It was a simple tradition—a duty-like procedure bestowed upon him when the Teen Titans formed: to patrol the halls at midnight. However, with this tradition, Robin found himself questioning his title. Leader, they called him and leader he wanted to be for them. He knew the title well: many supers looked up to Batman. Never did he know or expect what emotions would channel through this—this title. He was worried sick when a Titan was injured and often blamed himself for it. He would pace back and forth for hours, planning new attack forms and scheduling practices to ensure himself of his friends' strength—their safety as well. In his room where the only source of light flickered from a beaten lamp, he often lurked, rummaging through pages and pages of type-writer print, stamped onto newspapers. If he kept on top of the criminals, he kept his friends safe. It was his duty, he believed, and that what drove him to do it.

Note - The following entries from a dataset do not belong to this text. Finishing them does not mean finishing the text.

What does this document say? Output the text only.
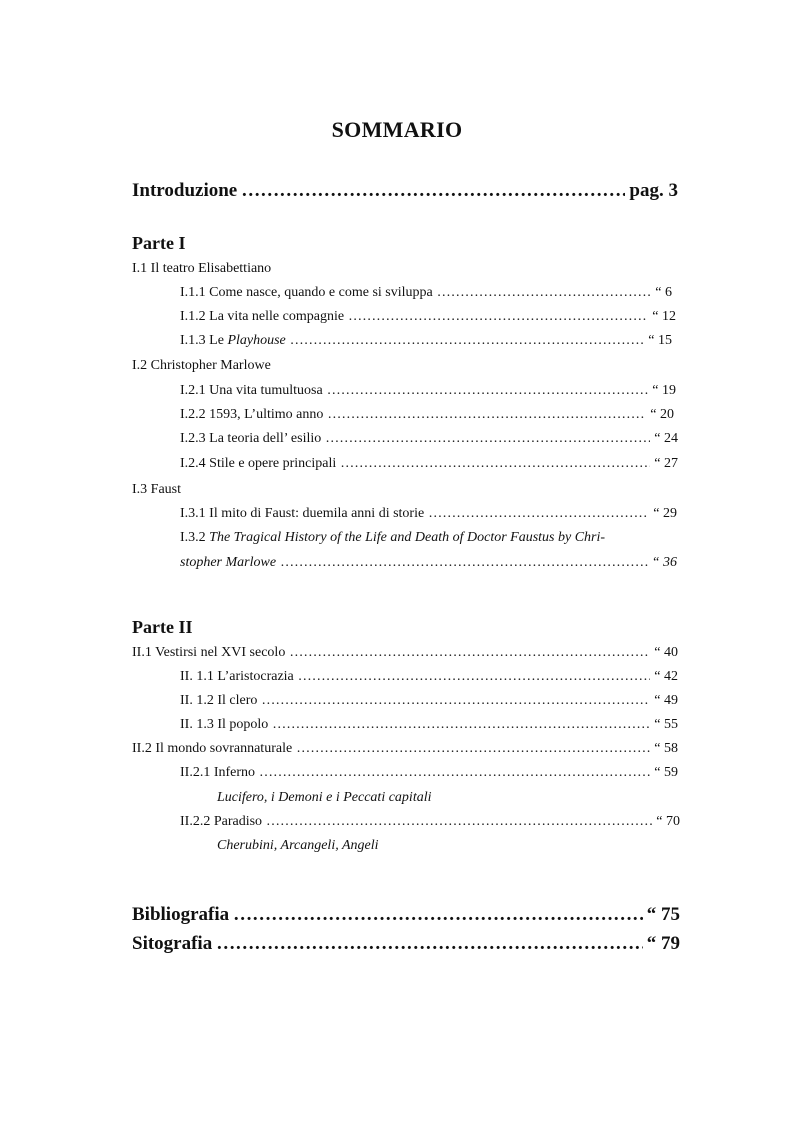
SOMMARIO
Introduzione …………………………………………………………………………………………………………………………………………………………………………………………………	pag. 3
Parte I
I.1 Il teatro Elisabettiano
I.1.1 Come nasce, quando e come si sviluppa …………………………………………………………………………………………………………………………………………………………………………………………………	“ 6
I.1.2 La vita nelle compagnie …………………………………………………………………………………………………………………………………………………………………………………………………	“ 12
I.1.3 Le Playhouse …………………………………………………………………………………………………………………………………………………………………………………………………	“ 15
I.2 Christopher Marlowe
I.2.1 Una vita tumultuosa …………………………………………………………………………………………………………………………………………………………………………………………………	“ 19
I.2.2 1593, L’ultimo anno …………………………………………………………………………………………………………………………………………………………………………………………………	“ 20
I.2.3 La teoria dell’ esilio …………………………………………………………………………………………………………………………………………………………………………………………………	“ 24
I.2.4 Stile e opere principali …………………………………………………………………………………………………………………………………………………………………………………………………	“ 27
I.3 Faust
I.3.1 Il mito di Faust: duemila anni di storie …………………………………………………………………………………………………………………………………………………………………………………………………	“ 29
I.3.2 The Tragical History of the Life and Death of Doctor Faustus by Chri-
stopher Marlowe …………………………………………………………………………………………………………………………………………………………………………………………………	“ 36
Parte II
II.1 Vestirsi nel XVI secolo …………………………………………………………………………………………………………………………………………………………………………………………………	“ 40
II. 1.1 L’aristocrazia …………………………………………………………………………………………………………………………………………………………………………………………………	“ 42
II. 1.2 Il clero …………………………………………………………………………………………………………………………………………………………………………………………………	“ 49
II. 1.3 Il popolo …………………………………………………………………………………………………………………………………………………………………………………………………	“ 55
II.2 Il mondo sovrannaturale …………………………………………………………………………………………………………………………………………………………………………………………………	“ 58
II.2.1 Inferno …………………………………………………………………………………………………………………………………………………………………………………………………	“ 59
Lucifero, i Demoni e i Peccati capitali
II.2.2 Paradiso …………………………………………………………………………………………………………………………………………………………………………………………………	“ 70
Cherubini, Arcangeli, Angeli
Bibliografia …………………………………………………………………………………………………………………………………………………………………………………………………	“ 75
Sitografia …………………………………………………………………………………………………………………………………………………………………………………………………	“ 79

However, suspicion loomed inside when another emotion seemed to pull him from his cave of mind and into the company of his friends. Being with them was not a duty, he realized, but—but something more. He wanted to be with them. When he realized this, he stopped in his track and slowly caressed the place his heart bet. On his way to his room he was, but he turned around slowly, eyes wide, breaths small, and proceeded back to the common room where four bickered over what movie to watch. There, swooning at a beautiful girl's laugh, smirking at another's sarcasm, yelling over a robot's game station, and laughing at a green kid's blooper, he questioned himself once more. A leader he was, but what explained the other emotion? On and on, the question rattled inside his mind, overlapping into his midnight tradition.
Through the halls, he was careful not to awake the slumbering someones. Scanning every corner and hallway veiled in a moonlit lace, he went, soon to stop at each room. Robin checked on their conditions of three and proceeded onto the fourth. There, she seemed to be fine, probably head lazily slung off the end of her bed like she always fell asleep. He gave a slight grin. Time to move on, but he could not bring himself to. Instead, he found himself against the wall, sliding down to meet the floor. He looked at her doorway and thought about who he was to her—who he was to them all. Not only was he their leader, but he was their protector, yes? He did not have to be, but he wanted to. But why? His eyes went wide. Because he loved them.